Now I can see her objectively - she died in 1980. Small and dark, with prominent Jewish features, she came from a famous Hasidic religious family. On the outside she was a typical exploited worker who only spoke Yiddish and Polish and spent her days as a seamstress in the sweat shops in the Bronx. But back at home, she would read Nietzsche, poetry and the works of Isaac Bashevis Singer.

From her I learnt to follow what I believed in. I can remember in primary school in Lodz having to complete a drawing assignment to represent the life we lived. I got a low grade for my drawing in which I tried to show what life was really like for a small Jewish boy at the time.

The child with the top marks produced a saccharine drawing, which really upset me. My mother told me that despite my low grade I was on the right lines.

She had a flaming personality and never behaved in a normal way.
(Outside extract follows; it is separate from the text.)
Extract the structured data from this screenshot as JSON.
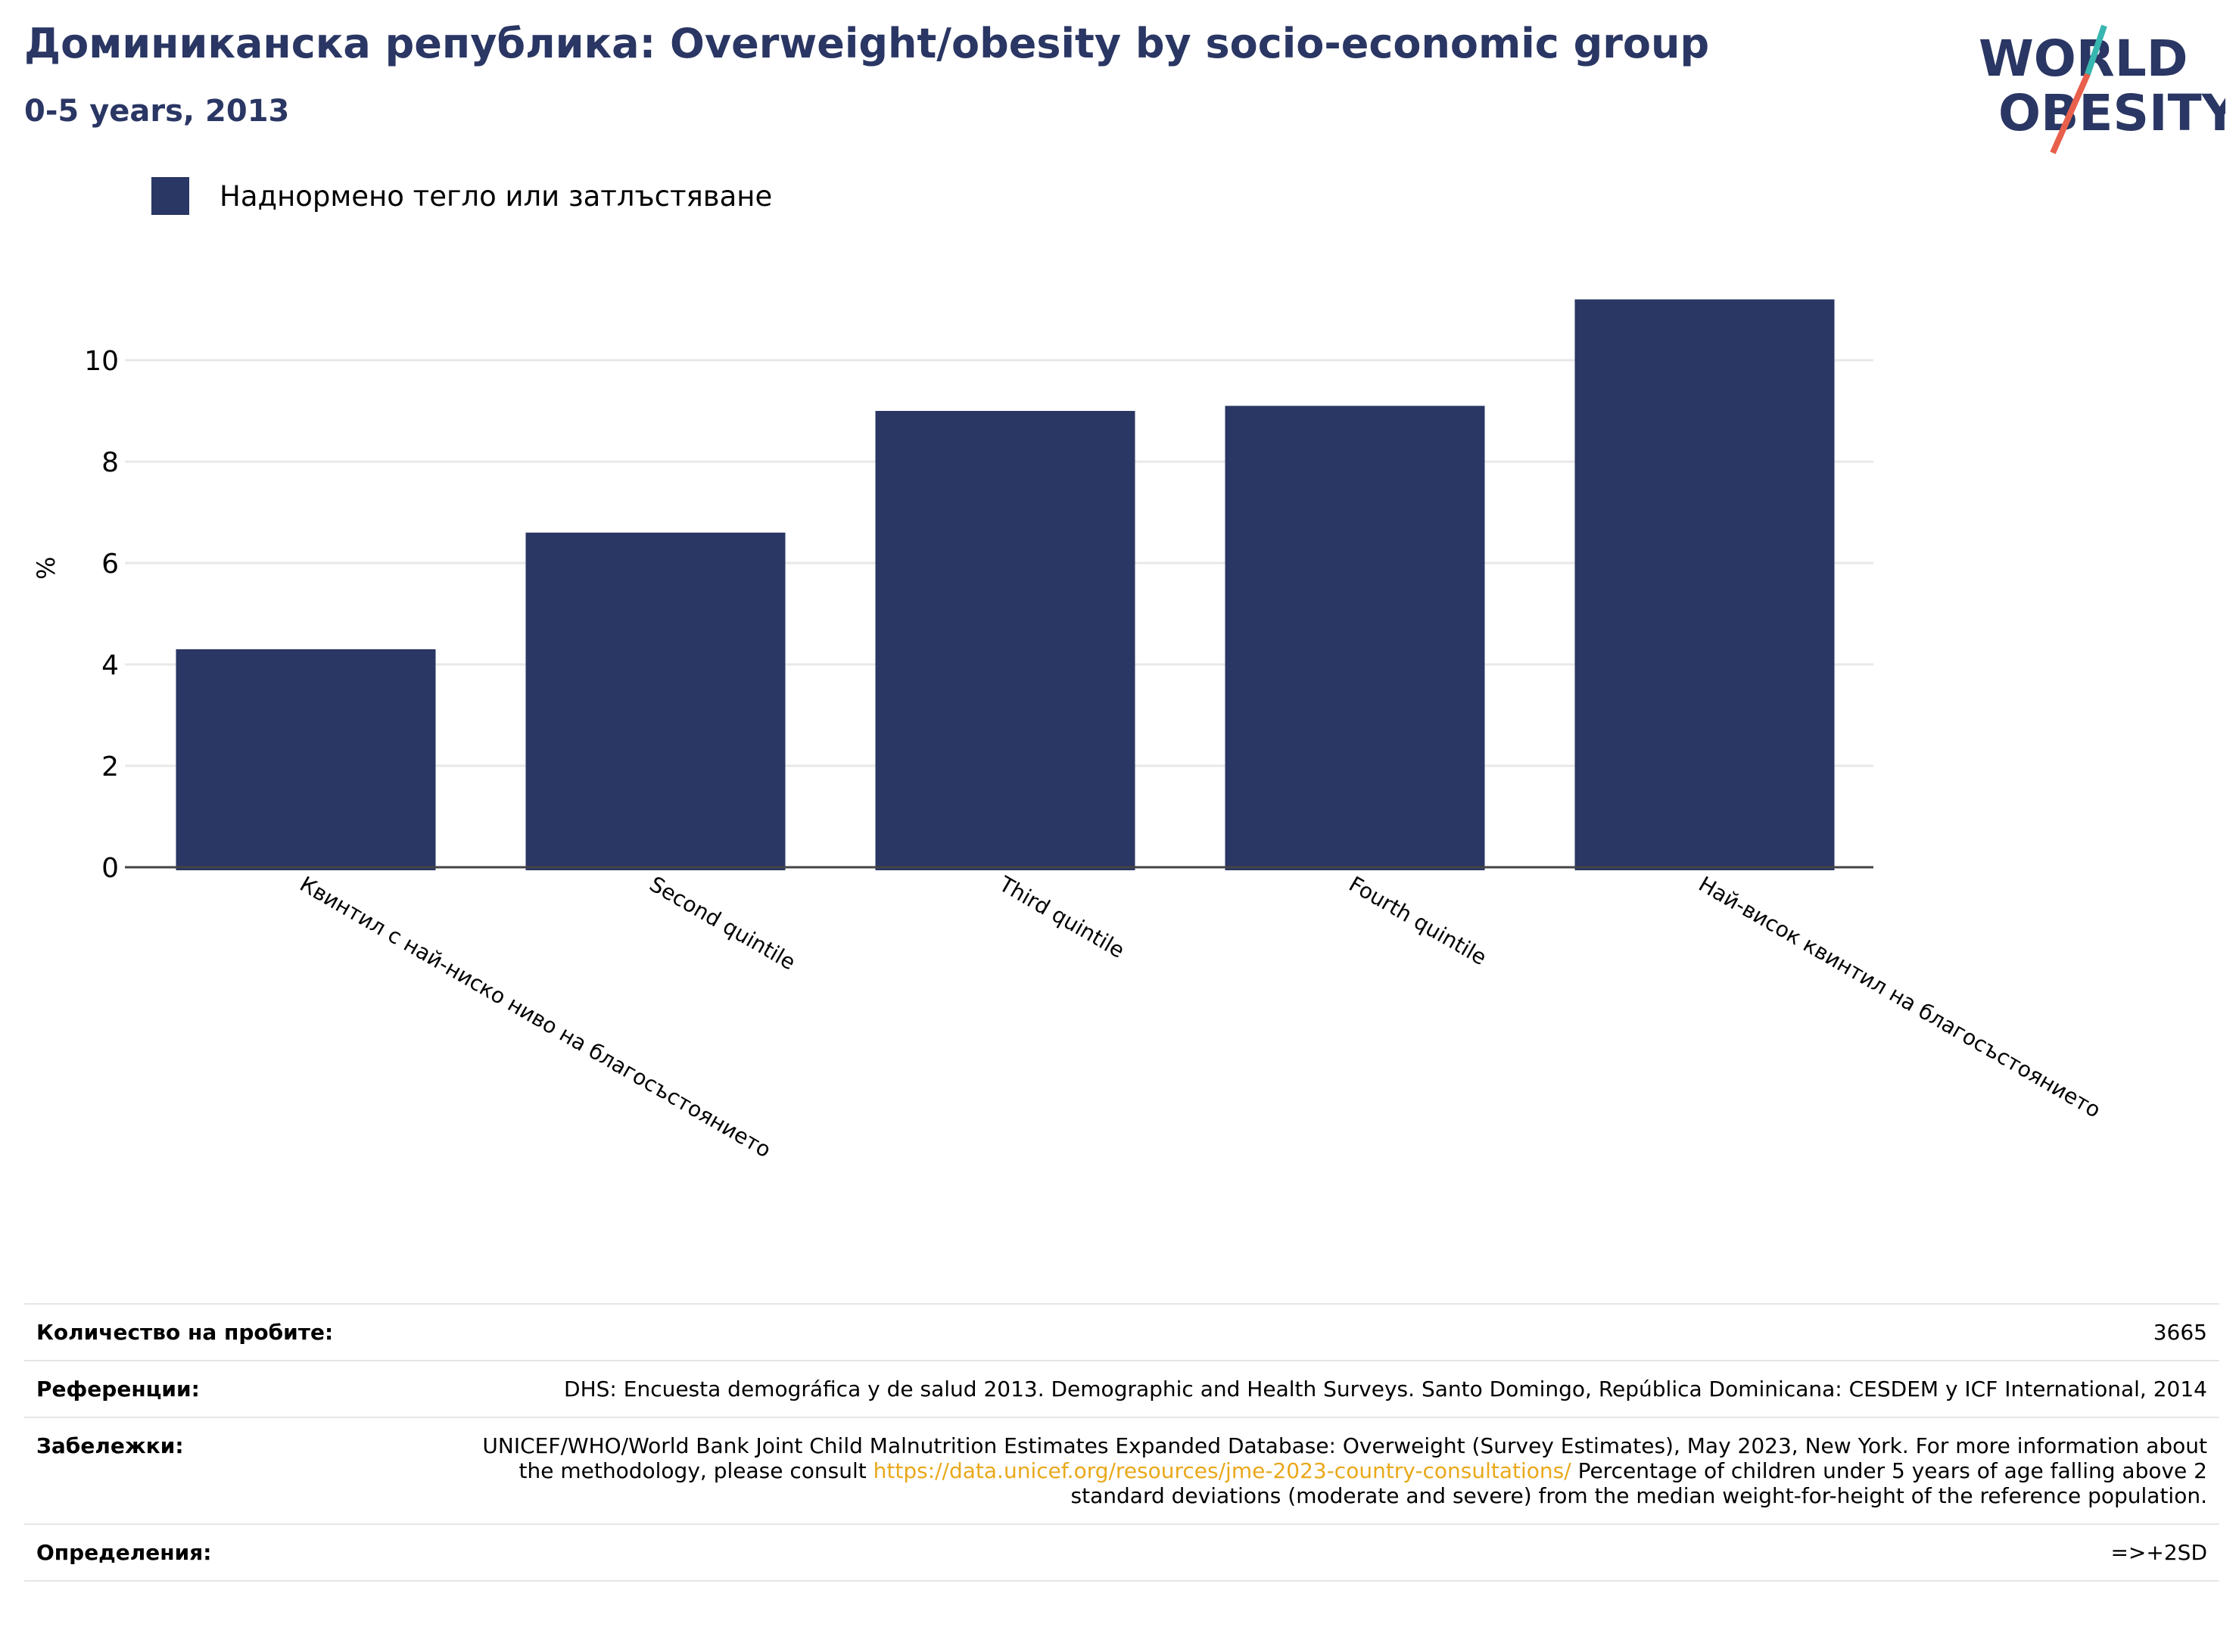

She encouraged me to defy the teachers if I thought they were wrong.

To my mother I owe the fact that I ever became an architect. I was at the Bronx School of Science and feeling the lack of a cultural input in the curriculum there, although I loved mathematics too. I would spend all my spare time drawing and yearned to be an artist.

One Friday night as I sat in the kitchen drawing at the table and my mother cooked the evening meal, she said: “Daniel, why don’t you become an architect, because you can be an artist if you are trained as an architect, but you can’t be an architect if you train as an artist?”

Her notion was all about practicality, and it had never occurred to me. My only regret is that she never saw the completion of my first building or the development of my career. I have the feeling though that if she were here she would say she was not at all surprised - she always had faith in me.

Daniel Libeskind, 62, is a renowned architect. He designed the Jewish Museum in Berlin and the Imperial War Museum North in Manchester. He won the competition for the masterplan to rebuild the World Trade Center site in New York. He was talking to Rachel Pugh.